Three backpacks paired with back to school shoes were laid out in the front hall.  School supplies were purchased.  Calendars set.  I was as organized as I’ve ever been.  It was their first day of school, and my first day leaving them off to go back to work, the beginning of a new chapter for all of us.  I wore a new dress to celebrate.

But after Eloise’s teacher sounded the rainstick and said, “OK Kindergarteners.  It is time to give your parents a big hug.  And moms and dad be sure to let your Kindergarteners know what a wonderful day they will have.  It is time to say goodbye,”  and Eloise and I had a very big hug and she ran to the rug, and I took one last look before I snuck out the door to begin the walk to my office that I had imagined for so long, there it was, that empty excavation feeling.

The sky was gray, and the red wagon I had walked Eloise to school in, bumped behind me feeling so light and so empty.  All at once I felt how over it was.  These last eleven years of babies at home, of mornings in the park, of naps, of food cut into bite sized pieces, of the homey feeling of preschools and the saintly women who work in those places, of girls just the right size for my lap.  And even though there were a thousand times that I yearned for the freedom of this day, and even though I have grown into a role that I love and will love for a long time, it did not protect me from feeling the emptiness in the end.  The reality of having the girls with me so closely, as they are in the summer, and then having them gone.  Of feeling so taken up, and then, in a way, left behind.  Perhaps it is a pattern of parenting, maybe mothering in particular, that you feel the weight of the child so very close, in your belly, in your arms, in your home, and then the absence of that weight and its aftermath.


These two years, I had been mistaken that there were other women who did not feel this.  There is no possible other role that could protect a person from the reality of the loss.  What I had been up against two years ago, and what I was up against on Tuesday was the truth about endings--that they come.  And when they do we are often depleted, empty completely.

Our lives require, well, all of our life.  We parent our hearts out so that our children can grow to become independent of us.  We live as fully into our days as we can, until we have no more days.  We are candles that will burn to the bottom of a wick and the only thing left after the the glowing light will be ash.  

Oh shit.  This again.

And that’s why I was laughing.  I had just passed through a stage in which I had temporarily forgotten that this is what we’re up against. The dark feeling of two years ago wasn’t just a dark feeling, it was the dark feeling.  

If I had understood this more clearly at the time, and I’m almost certain I was not able to, I don’t know if it would have mattered.  Understanding is not the same as experiencing. It is possible to anticipate in advance that loss will hurt, but how it will actually feel in the midst of the thing cannot be known until the moment itself arrives.  Preparation can only prepare us so much.   

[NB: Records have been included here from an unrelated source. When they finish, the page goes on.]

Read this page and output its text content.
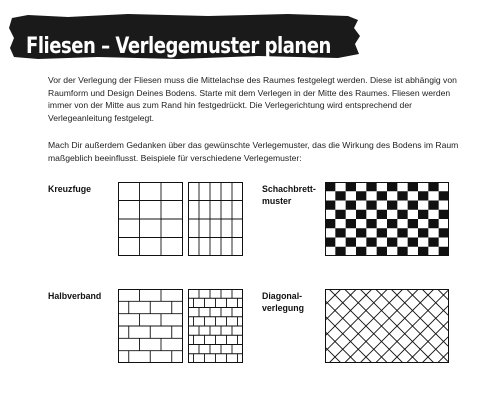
Fliesen – Verlegemuster planen

Vor der Verlegung der Fliesen muss die Mittelachse des Raumes festgelegt werden. Diese ist abhängig von Raumform und Design Deines Bodens. Starte mit dem Verlegen in der Mitte des Raumes. Fliesen werden immer von der Mitte aus zum Rand hin festgedrückt. Die Verlegerichtung wird entsprechend der Verlegeanleitung festgelegt.

Mach Dir außerdem Gedanken über das gewünschte Verlegemuster, das die Wirkung des Bodens im Raum maßgeblich beeinflusst. Beispiele für verschiedene Verlegemuster:

Kreuzfuge	Schachbrett-
muster
Halbverband	Diagonal-
verlegung
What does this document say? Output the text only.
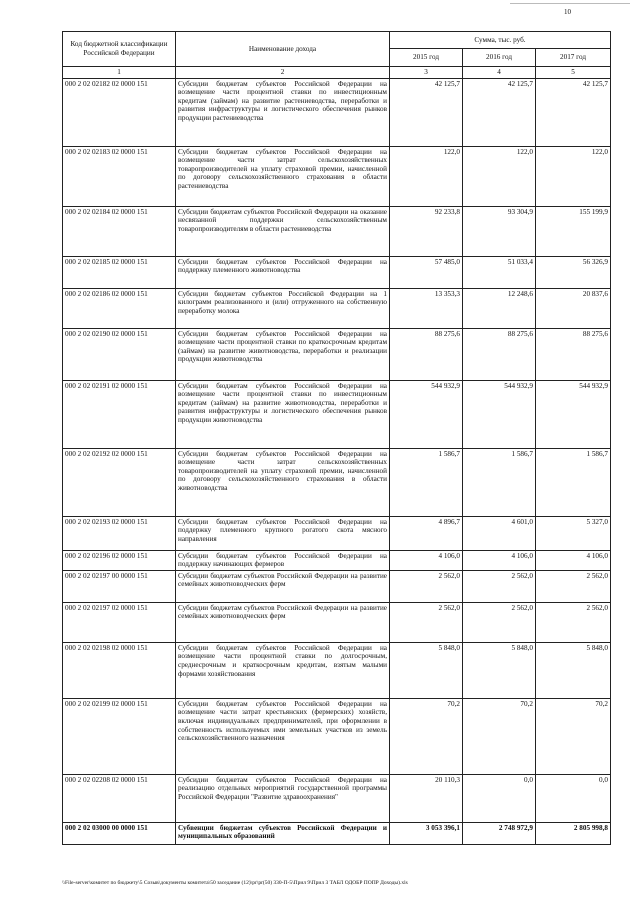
10
Код бюджетной классификации Российской Федерации	Наименование дохода	Сумма, тыс. руб.		
		2015 год	2016 год	2017 год
1	2	3	4	5
000 2 02 02182 02 0000 151	Субсидии бюджетам субъектов Российской Федерации на возмещение части процентной ставки по инвестиционным кредитам (займам) на развитие растениеводства, переработки и развития инфраструктуры и логистического обеспечения рынков продукции растениеводства	42 125,7	42 125,7	42 125,7
000 2 02 02183 02 0000 151	Субсидии бюджетам субъектов Российской Федерации на возмещение части затрат сельскохозяйственных товаропроизводителей на уплату страховой премии, начисленной по договору сельскохозяйственного страхования в области растениеводства	122,0	122,0	122,0
000 2 02 02184 02 0000 151	Субсидии бюджетам субъектов Российской Федерации на оказание несвязанной поддержки сельскохозяйственным товаропроизводителям в области растениеводства	92 233,8	93 304,9	155 199,9
000 2 02 02185 02 0000 151	Субсидии бюджетам субъектов Российской Федерации на поддержку племенного животноводства	57 485,0	51 033,4	56 326,9
000 2 02 02186 02 0000 151	Субсидии бюджетам субъектов Российской Федерации на 1 килограмм реализованного и (или) отгруженного на собственную переработку молока	13 353,3	12 248,6	20 837,6
000 2 02 02190 02 0000 151	Субсидии бюджетам субъектов Российской Федерации на возмещение части процентной ставки по краткосрочным кредитам (займам) на развитие животноводства, переработки и реализации продукции животноводства	88 275,6	88 275,6	88 275,6
000 2 02 02191 02 0000 151	Субсидии бюджетам субъектов Российской Федерации на возмещение части процентной ставки по инвестиционным кредитам (займам) на развитие животноводства, переработки и развития инфраструктуры и логистического обеспечения рынков продукции животноводства	544 932,9	544 932,9	544 932,9
000 2 02 02192 02 0000 151	Субсидии бюджетам субъектов Российской Федерации на возмещение части затрат сельскохозяйственных товаропроизводителей на уплату страховой премии, начисленной по договору сельскохозяйственного страхования в области животноводства	1 586,7	1 586,7	1 586,7
000 2 02 02193 02 0000 151	Субсидии бюджетам субъектов Российской Федерации на поддержку племенного крупного рогатого скота мясного направления	4 896,7	4 601,0	5 327,0
000 2 02 02196 02 0000 151	Субсидии бюджетам субъектов Российской Федерации на поддержку начинающих фермеров	4 106,0	4 106,0	4 106,0
000 2 02 02197 00 0000 151	Субсидии бюджетам субъектов Российской Федерации на развитие семейных животноводческих ферм	2 562,0	2 562,0	2 562,0
000 2 02 02197 02 0000 151	Субсидии бюджетам субъектов Российской Федерации на развитие семейных животноводческих ферм	2 562,0	2 562,0	2 562,0
000 2 02 02198 02 0000 151	Субсидии бюджетам субъектов Российской Федерации на возмещение части процентной ставки по долгосрочным, среднесрочным и краткосрочным кредитам, взятым малыми формами хозяйствования	5 848,0	5 848,0	5 848,0
000 2 02 02199 02 0000 151	Субсидии бюджетам субъектов Российской Федерации на возмещение части затрат крестьянских (фермерских) хозяйств, включая индивидуальных предпринимателей, при оформлении в собственность используемых ими земельных участков из земель сельскохозяйственного назначения	70,2	70,2	70,2
000 2 02 02208 02 0000 151	Субсидии бюджетам субъектов Российской Федерации на реализацию отдельных мероприятий государственной программы Российской Федерации "Развитие здравоохранения"	20 110,3	0,0	0,0
000 2 02 03000 00 0000 151	Субвенции бюджетам субъектов Российской Федерации и муниципальных образований	3 053 396,1	2 748 972,9	2 805 998,8
\\File-server\комитет по бюджету\5 Созыв\документы комитета\50 заседание (12)\pr\pr(50) 330-П-5\Прил 9\Прил 3 ТАБЛ ОДОБР ПОПР Доходы).xls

At the same time, my herky jerky ride, and the zippy energy that has propelled me these last couple of years, have conspired to bring on some important strengths that are helping me today.  I have grown into work that gives me a way to take care of life in a daily.  My writing practice and my coaching practice both build muscles that me keep me close to the pulse and the infinite texture of things.  The vision of myself in my faded velvet chair, the one I have been holding like a favorite stone these last few months, has arrived.  It showed up accompanied by the same dark cloud I was working so hard to avoid, but yet, here I am.  Steady in my chair, lifted by the opportunity to write for a morning. I am looking at the difficult thing more clearly today than I did two years ago, and I still don't like it. But I have some new strengths that help me be with it a tiny bit more. And there is some peace in that.

So for as many days as I have to sit in this seat, I am grateful.  

Blog friends, I have missed you.  More than you know.